Causes of Bullying

There is never only just one reason why acts of intimidation or bullying occur. Bullying has to do with complex processes where the background and reasons can be found on multiple levels.

In order to prevent bullying, it’s important to understand the background and reasons why harassment and other acts of intimidation occur. Every case of bullying is unique and needs to be analyzed from different perspectives. In order to understand a situation of bullying, it’s important to have different perspectives: the individual’s, group’s, organization’s and society’s. In our experience, many schools get stuck in the individual’s perspective and solely look for causes and triggers found in the victim or the person victimizing. Our view is that we need to lift our gaze and also look at other things, such as the sense of safety in the group, the organization’s leadership or norms in society in order to get the full picture.

A Norm-Critical Approach

In order to understand the causes of harassment and other acts of intimidation, it’s important to have a norm-critical approach.

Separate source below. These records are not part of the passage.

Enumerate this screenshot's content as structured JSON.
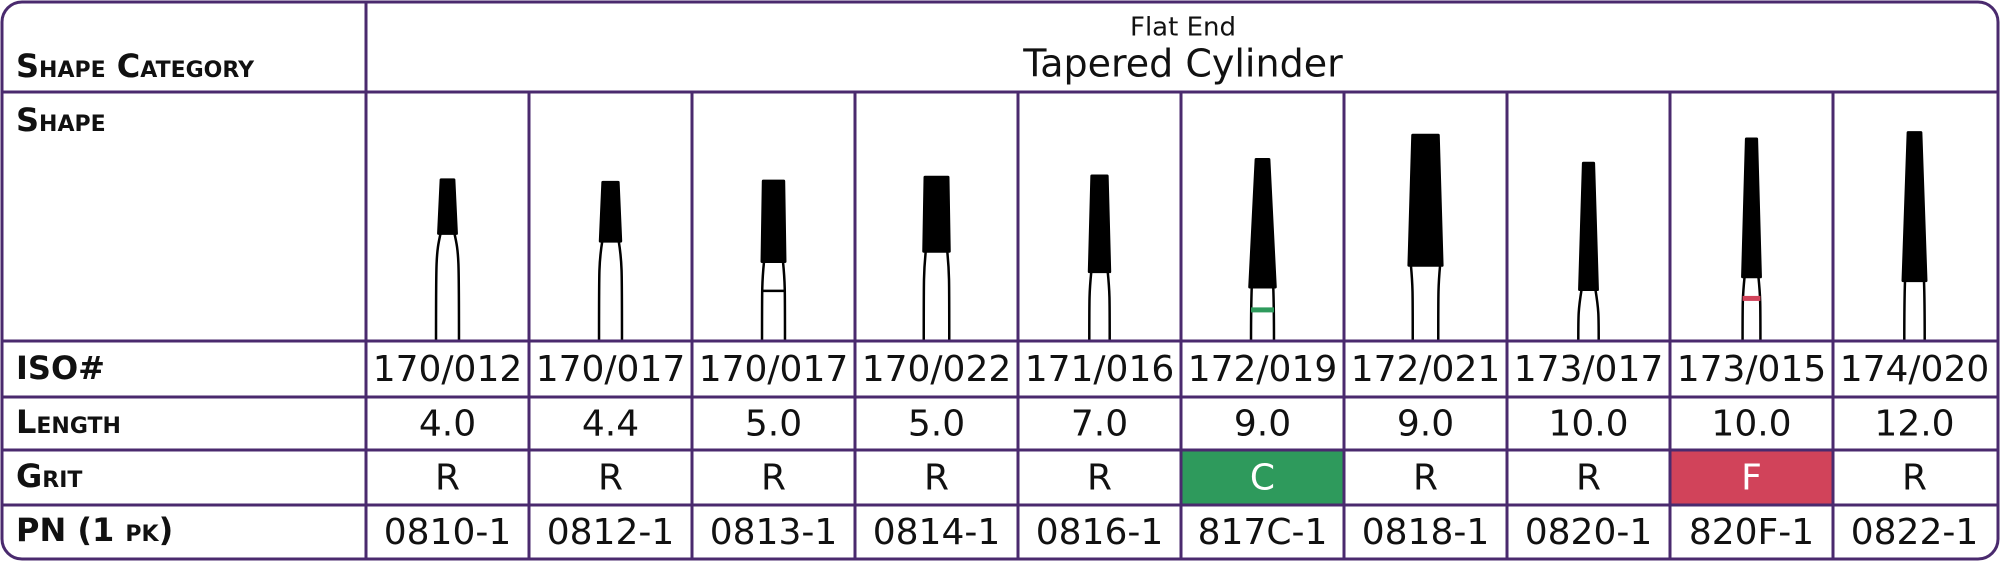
{
  "header": {
    "category_label": "Shape Category",
    "subtitle": "Flat End",
    "title": "Tapered Cylinder"
  },
  "row_labels": {
    "shape": "Shape",
    "iso": "ISO#",
    "length": "Length",
    "grit": "Grit",
    "pn": "PN (1 pk)"
  },
  "columns": [
    {
      "iso": "170/012",
      "length": "4.0",
      "grit": "R",
      "pn": "0810-1"
    },
    {
      "iso": "170/017",
      "length": "4.4",
      "grit": "R",
      "pn": "0812-1"
    },
    {
      "iso": "170/017",
      "length": "5.0",
      "grit": "R",
      "pn": "0813-1"
    },
    {
      "iso": "170/022",
      "length": "5.0",
      "grit": "R",
      "pn": "0814-1"
    },
    {
      "iso": "171/016",
      "length": "7.0",
      "grit": "R",
      "pn": "0816-1"
    },
    {
      "iso": "172/019",
      "length": "9.0",
      "grit": "C",
      "grit_color": "#2e9a5c",
      "pn": "817C-1"
    },
    {
      "iso": "172/021",
      "length": "9.0",
      "grit": "R",
      "pn": "0818-1"
    },
    {
      "iso": "173/017",
      "length": "10.0",
      "grit": "R",
      "pn": "0820-1"
    },
    {
      "iso": "173/015",
      "length": "10.0",
      "grit": "F",
      "grit_color": "#d1435a",
      "pn": "820F-1"
    },
    {
      "iso": "174/020",
      "length": "12.0",
      "grit": "R",
      "pn": "0822-1"
    }
  ]
}
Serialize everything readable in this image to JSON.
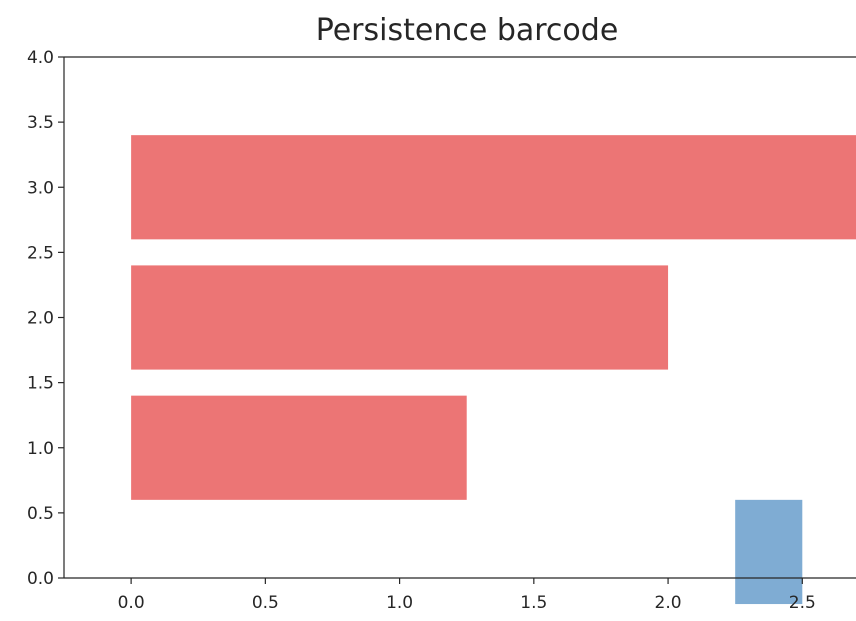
{
  "chart_data": {
    "type": "bar",
    "orientation": "horizontal",
    "title": "Persistence barcode",
    "xlabel": "",
    "ylabel": "",
    "xlim": [
      -0.25,
      2.7
    ],
    "ylim": [
      0.0,
      4.0
    ],
    "x_ticks": [
      "0.0",
      "0.5",
      "1.0",
      "1.5",
      "2.0",
      "2.5"
    ],
    "y_ticks": [
      "0.0",
      "0.5",
      "1.0",
      "1.5",
      "2.0",
      "2.5",
      "3.0",
      "3.5",
      "4.0"
    ],
    "grid": false,
    "legend": "none",
    "bar_height": 0.8,
    "bars": [
      {
        "y": 0.2,
        "start": 2.25,
        "end": 2.5,
        "color": "#7facd3",
        "dimension": 1
      },
      {
        "y": 1.0,
        "start": 0.0,
        "end": 1.25,
        "color": "#ec7575",
        "dimension": 0
      },
      {
        "y": 2.0,
        "start": 0.0,
        "end": 2.0,
        "color": "#ec7575",
        "dimension": 0
      },
      {
        "y": 3.0,
        "start": 0.0,
        "end": 2.7,
        "color": "#ec7575",
        "dimension": 0
      }
    ]
  }
}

In The Friends Report, many children share that the harassment they experience is linked to several different things, such as their hobbies, their taste in music, their style of clothing, or what sport they’re interested in. Often, the behavior stems from invisible and unwritten rules: norms that dictate which hobbies and interests girls and boys are expected to have, what clothes they’re expected to wear or what music they’re expected to listen to. Those who depart from the norm in some way risk being victimized.

Schools & Norms

These invisible rules that limit children and young people’s behavior and expression exist on multiple levels. For example, a school or class may have a norm that expects people to have a certain style of clothes or listen to a certain type of music, and this can differ significantly from the norm in another school. As a school, it is therefore extremely important to analyze what norms exist in your particular school. Then you will be able to reflect and critically examine these norms. In this way, you can work to broaden or remove the norms that limit people and cause injustice, instead working to establish norms that create an inclusive environment where everyone is free to be themselves.